Three weeks before he was charged, at the National Baptist Convention (NBC), Waddles resigned as president of the group’s Congress of Christian Education. NBC president Jerry Young addressed the “street talk” about Waddles’s resignation at the convention and said he was not fired, but was stepping down for unspecified health reasons. (In arresting documents, Waddles reported taking medication for hypertension and a heart condition.)

“When you’re so wrapped up in it, it’s hard to see the truth,” the alleged victim told a Tribune reporter. “They see him as God. They don’t do what God says. They do what he says.”

“You’re supposed to be championed for doing what’s right,” her mother said.

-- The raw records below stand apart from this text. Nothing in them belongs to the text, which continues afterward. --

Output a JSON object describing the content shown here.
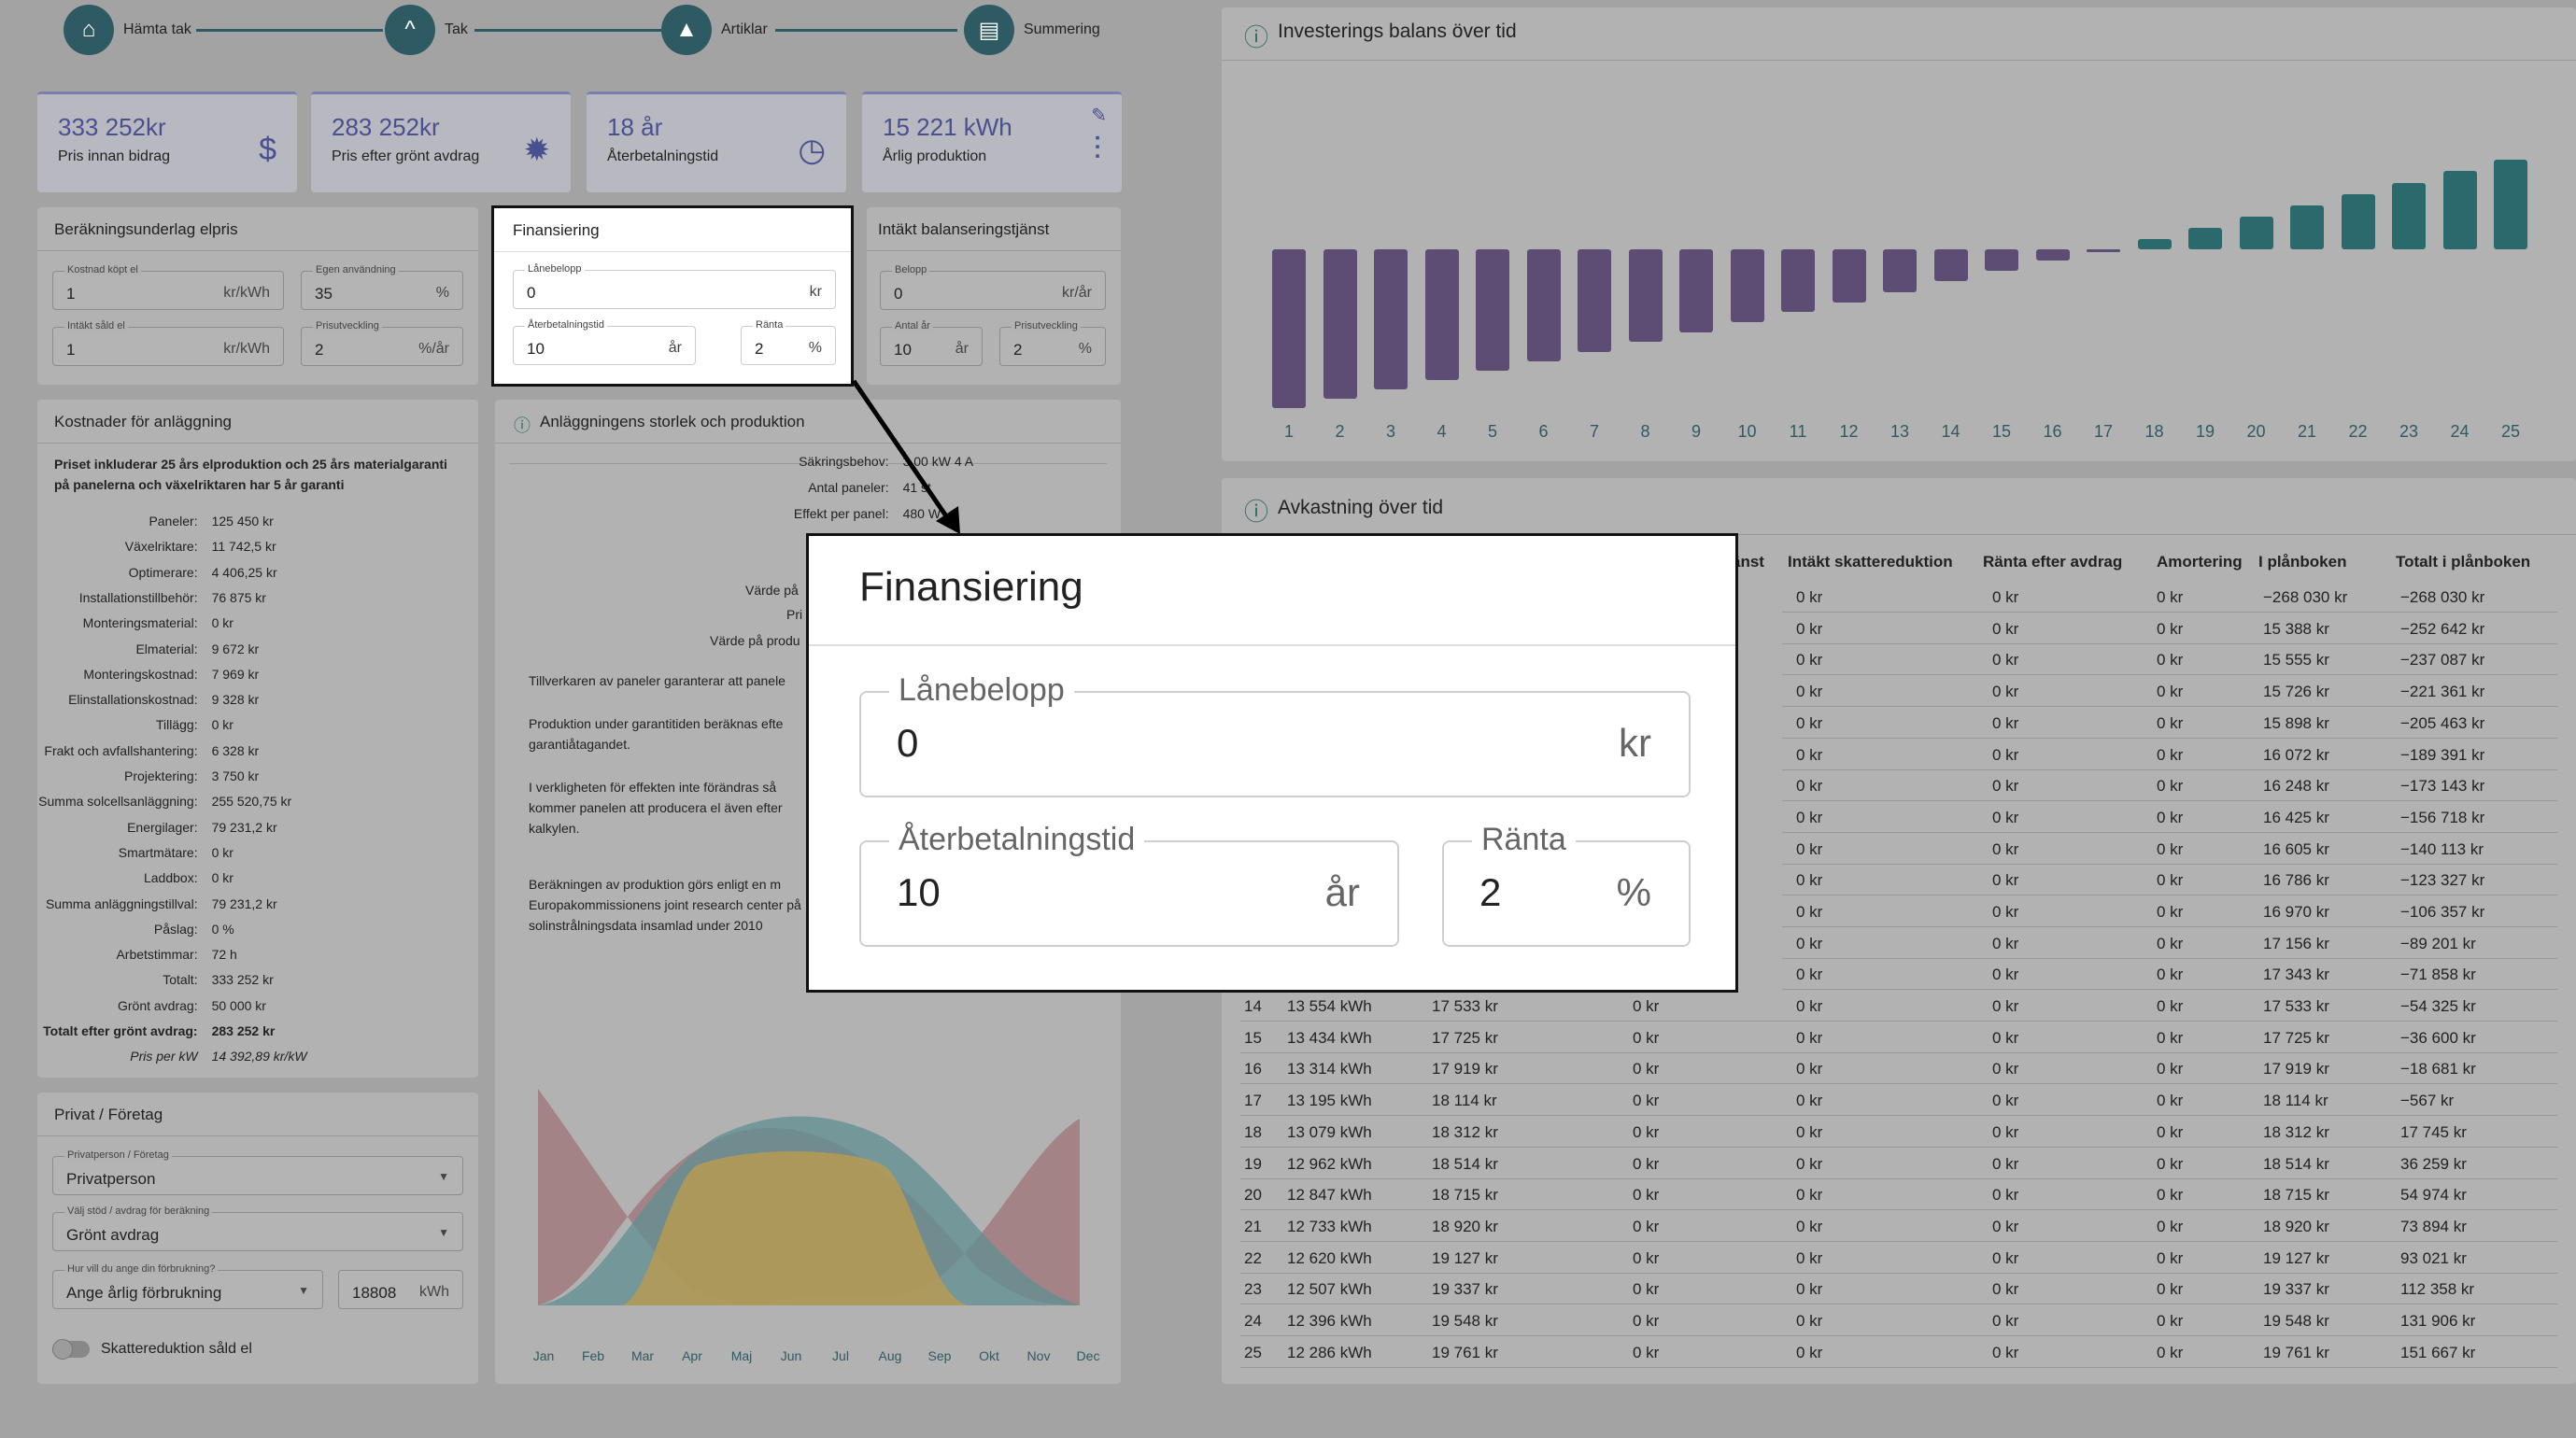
{
  "stepper": [
    {
      "label": "Hämta tak",
      "icon": "home-icon"
    },
    {
      "label": "Tak",
      "icon": "roof-icon"
    },
    {
      "label": "Artiklar",
      "icon": "shapes-icon"
    },
    {
      "label": "Summering",
      "icon": "document-icon"
    }
  ],
  "kpis": [
    {
      "value": "333 252kr",
      "label": "Pris innan bidrag",
      "icon": "dollar-icon"
    },
    {
      "value": "283 252kr",
      "label": "Pris efter grönt avdrag",
      "icon": "discount-badge-icon"
    },
    {
      "value": "18 år",
      "label": "Återbetalningstid",
      "icon": "history-clock-icon"
    },
    {
      "value": "15 221 kWh",
      "label": "Årlig produktion",
      "icon": "chart-growth-icon"
    }
  ],
  "calc": {
    "title": "Beräkningsunderlag elpris",
    "fields": [
      {
        "label": "Kostnad köpt el",
        "value": "1",
        "unit": "kr/kWh"
      },
      {
        "label": "Egen användning",
        "value": "35",
        "unit": "%"
      },
      {
        "label": "Intäkt såld el",
        "value": "1",
        "unit": "kr/kWh"
      },
      {
        "label": "Prisutveckling",
        "value": "2",
        "unit": "%/år"
      }
    ]
  },
  "financing": {
    "title": "Finansiering",
    "loan": {
      "label": "Lånebelopp",
      "value": "0",
      "unit": "kr"
    },
    "payback": {
      "label": "Återbetalningstid",
      "value": "10",
      "unit": "år"
    },
    "rate": {
      "label": "Ränta",
      "value": "2",
      "unit": "%"
    }
  },
  "balancing": {
    "title": "Intäkt balanseringstjänst",
    "amount": {
      "label": "Belopp",
      "value": "0",
      "unit": "kr/år"
    },
    "years": {
      "label": "Antal år",
      "value": "10",
      "unit": "år"
    },
    "trend": {
      "label": "Prisutveckling",
      "value": "2",
      "unit": "%"
    }
  },
  "costs": {
    "title": "Kostnader för anläggning",
    "note": "Priset inkluderar 25 års elproduktion och 25 års materialgaranti på panelerna och växelriktaren har 5 år garanti",
    "rows": [
      {
        "k": "Paneler:",
        "v": "125 450 kr"
      },
      {
        "k": "Växelriktare:",
        "v": "11 742,5 kr"
      },
      {
        "k": "Optimerare:",
        "v": "4 406,25 kr"
      },
      {
        "k": "Installationstillbehör:",
        "v": "76 875 kr"
      },
      {
        "k": "Monteringsmaterial:",
        "v": "0 kr"
      },
      {
        "k": "Elmaterial:",
        "v": "9 672 kr"
      },
      {
        "k": "Monteringskostnad:",
        "v": "7 969 kr"
      },
      {
        "k": "Elinstallationskostnad:",
        "v": "9 328 kr"
      },
      {
        "k": "Tillägg:",
        "v": "0 kr"
      },
      {
        "k": "Frakt och avfallshantering:",
        "v": "6 328 kr"
      },
      {
        "k": "Projektering:",
        "v": "3 750 kr"
      },
      {
        "k": "Summa solcellsanläggning:",
        "v": "255 520,75 kr"
      },
      {
        "k": "Energilager:",
        "v": "79 231,2 kr"
      },
      {
        "k": "Smartmätare:",
        "v": "0 kr"
      },
      {
        "k": "Laddbox:",
        "v": "0 kr"
      },
      {
        "k": "Summa anläggningstillval:",
        "v": "79 231,2 kr"
      },
      {
        "k": "Påslag:",
        "v": "0 %"
      },
      {
        "k": "Arbetstimmar:",
        "v": "72 h"
      },
      {
        "k": "Totalt:",
        "v": "333 252 kr"
      },
      {
        "k": "Grönt avdrag:",
        "v": "50 000 kr"
      },
      {
        "k": "Totalt efter grönt avdrag:",
        "v": "283 252 kr"
      },
      {
        "k": "Pris per kW",
        "v": "14 392,89 kr/kW"
      }
    ]
  },
  "plant": {
    "title": "Anläggningens storlek och produktion",
    "specs": [
      {
        "k": "Säkringsbehov:",
        "v": "3.00 kW 4 A"
      },
      {
        "k": "Antal paneler:",
        "v": "41 st"
      },
      {
        "k": "Effekt per panel:",
        "v": "480 W"
      }
    ],
    "values_partial": [
      "Värde på",
      "Pri",
      "Värde på produ"
    ],
    "texts": [
      "Tillverkaren av paneler garanterar att panele",
      "Produktion under garantitiden beräknas efte garantiåtagandet.",
      "I verkligheten för effekten inte förändras så kommer panelen att producera el även efter kalkylen.",
      "Beräkningen av produktion görs enligt en m Europakommissionens joint research center på solinstrålningsdata insamlad under 2010"
    ],
    "months": [
      "Jan",
      "Feb",
      "Mar",
      "Apr",
      "Maj",
      "Jun",
      "Jul",
      "Aug",
      "Sep",
      "Okt",
      "Nov",
      "Dec"
    ]
  },
  "privat": {
    "title": "Privat / Företag",
    "type": {
      "label": "Privatperson / Företag",
      "value": "Privatperson"
    },
    "support": {
      "label": "Välj stöd / avdrag för beräkning",
      "value": "Grönt avdrag"
    },
    "consumption": {
      "label": "Hur vill du ange din förbrukning?",
      "value": "Ange årlig förbrukning"
    },
    "kwh": {
      "value": "18808",
      "unit": "kWh"
    },
    "toggle_label": "Skattereduktion såld el"
  },
  "balance_chart": {
    "title": "Investerings balans över tid"
  },
  "chart_data": {
    "type": "bar",
    "categories": [
      "1",
      "2",
      "3",
      "4",
      "5",
      "6",
      "7",
      "8",
      "9",
      "10",
      "11",
      "12",
      "13",
      "14",
      "15",
      "16",
      "17",
      "18",
      "19",
      "20",
      "21",
      "22",
      "23",
      "24",
      "25"
    ],
    "values": [
      -268030,
      -252642,
      -237087,
      -221361,
      -205463,
      -189391,
      -173143,
      -156718,
      -140113,
      -123327,
      -106357,
      -89201,
      -71858,
      -54325,
      -36600,
      -18681,
      -567,
      17745,
      36259,
      54974,
      73894,
      93021,
      112358,
      131906,
      151667
    ]
  },
  "returns": {
    "title": "Avkastning över tid",
    "headers": [
      "änst",
      "Intäkt skattereduktion",
      "Ränta efter avdrag",
      "Amortering",
      "I plånboken",
      "Totalt i plånboken"
    ],
    "top_rows": [
      [
        "0 kr",
        "0 kr",
        "0 kr",
        "−268 030 kr",
        "−268 030 kr"
      ],
      [
        "0 kr",
        "0 kr",
        "0 kr",
        "15 388 kr",
        "−252 642 kr"
      ],
      [
        "0 kr",
        "0 kr",
        "0 kr",
        "15 555 kr",
        "−237 087 kr"
      ],
      [
        "0 kr",
        "0 kr",
        "0 kr",
        "15 726 kr",
        "−221 361 kr"
      ],
      [
        "0 kr",
        "0 kr",
        "0 kr",
        "15 898 kr",
        "−205 463 kr"
      ],
      [
        "0 kr",
        "0 kr",
        "0 kr",
        "16 072 kr",
        "−189 391 kr"
      ],
      [
        "0 kr",
        "0 kr",
        "0 kr",
        "16 248 kr",
        "−173 143 kr"
      ],
      [
        "0 kr",
        "0 kr",
        "0 kr",
        "16 425 kr",
        "−156 718 kr"
      ],
      [
        "0 kr",
        "0 kr",
        "0 kr",
        "16 605 kr",
        "−140 113 kr"
      ],
      [
        "0 kr",
        "0 kr",
        "0 kr",
        "16 786 kr",
        "−123 327 kr"
      ],
      [
        "0 kr",
        "0 kr",
        "0 kr",
        "16 970 kr",
        "−106 357 kr"
      ],
      [
        "0 kr",
        "0 kr",
        "0 kr",
        "17 156 kr",
        "−89 201 kr"
      ],
      [
        "0 kr",
        "0 kr",
        "0 kr",
        "17 343 kr",
        "−71 858 kr"
      ]
    ],
    "rows": [
      [
        "14",
        "13 554 kWh",
        "17 533 kr",
        "0 kr",
        "0 kr",
        "0 kr",
        "0 kr",
        "17 533 kr",
        "−54 325 kr"
      ],
      [
        "15",
        "13 434 kWh",
        "17 725 kr",
        "0 kr",
        "0 kr",
        "0 kr",
        "0 kr",
        "17 725 kr",
        "−36 600 kr"
      ],
      [
        "16",
        "13 314 kWh",
        "17 919 kr",
        "0 kr",
        "0 kr",
        "0 kr",
        "0 kr",
        "17 919 kr",
        "−18 681 kr"
      ],
      [
        "17",
        "13 195 kWh",
        "18 114 kr",
        "0 kr",
        "0 kr",
        "0 kr",
        "0 kr",
        "18 114 kr",
        "−567 kr"
      ],
      [
        "18",
        "13 079 kWh",
        "18 312 kr",
        "0 kr",
        "0 kr",
        "0 kr",
        "0 kr",
        "18 312 kr",
        "17 745 kr"
      ],
      [
        "19",
        "12 962 kWh",
        "18 514 kr",
        "0 kr",
        "0 kr",
        "0 kr",
        "0 kr",
        "18 514 kr",
        "36 259 kr"
      ],
      [
        "20",
        "12 847 kWh",
        "18 715 kr",
        "0 kr",
        "0 kr",
        "0 kr",
        "0 kr",
        "18 715 kr",
        "54 974 kr"
      ],
      [
        "21",
        "12 733 kWh",
        "18 920 kr",
        "0 kr",
        "0 kr",
        "0 kr",
        "0 kr",
        "18 920 kr",
        "73 894 kr"
      ],
      [
        "22",
        "12 620 kWh",
        "19 127 kr",
        "0 kr",
        "0 kr",
        "0 kr",
        "0 kr",
        "19 127 kr",
        "93 021 kr"
      ],
      [
        "23",
        "12 507 kWh",
        "19 337 kr",
        "0 kr",
        "0 kr",
        "0 kr",
        "0 kr",
        "19 337 kr",
        "112 358 kr"
      ],
      [
        "24",
        "12 396 kWh",
        "19 548 kr",
        "0 kr",
        "0 kr",
        "0 kr",
        "0 kr",
        "19 548 kr",
        "131 906 kr"
      ],
      [
        "25",
        "12 286 kWh",
        "19 761 kr",
        "0 kr",
        "0 kr",
        "0 kr",
        "0 kr",
        "19 761 kr",
        "151 667 kr"
      ]
    ]
  },
  "zoom": {
    "title": "Finansiering",
    "loan": {
      "label": "Lånebelopp",
      "value": "0",
      "unit": "kr"
    },
    "payback": {
      "label": "Återbetalningstid",
      "value": "10",
      "unit": "år"
    },
    "rate": {
      "label": "Ränta",
      "value": "2",
      "unit": "%"
    }
  }
}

The reaction to rally around the accused, especially when he is in a position of power, is all too common, said Barbara Blaine, founder and president of Survivors Network of those Abused by Priests, a support group for sexual-abuse survivors.

Blaine has been to Zion Hill Missionary Baptist Church to pass out fliers to churchgoers urging them to stand with the alleged victim and remove Waddles from ministry until the case is resolved, but church officials and hired security kept her away from the parishioners, she said.

Blaine plans to go back on Sunday, April 24, the day before Waddles’s next court appearance.

Since starting her group 27 years ago, Blaine—herself a survivor of abuse—told The Daily Beast, “It never ceases to amaze me how parishioners still will not believe that their pastor could do such a thing, as if the barometer is, ‘If I know the accused, it couldn’t be true.’”

“We all know perpetrators, we just don’t know we know them,” she said.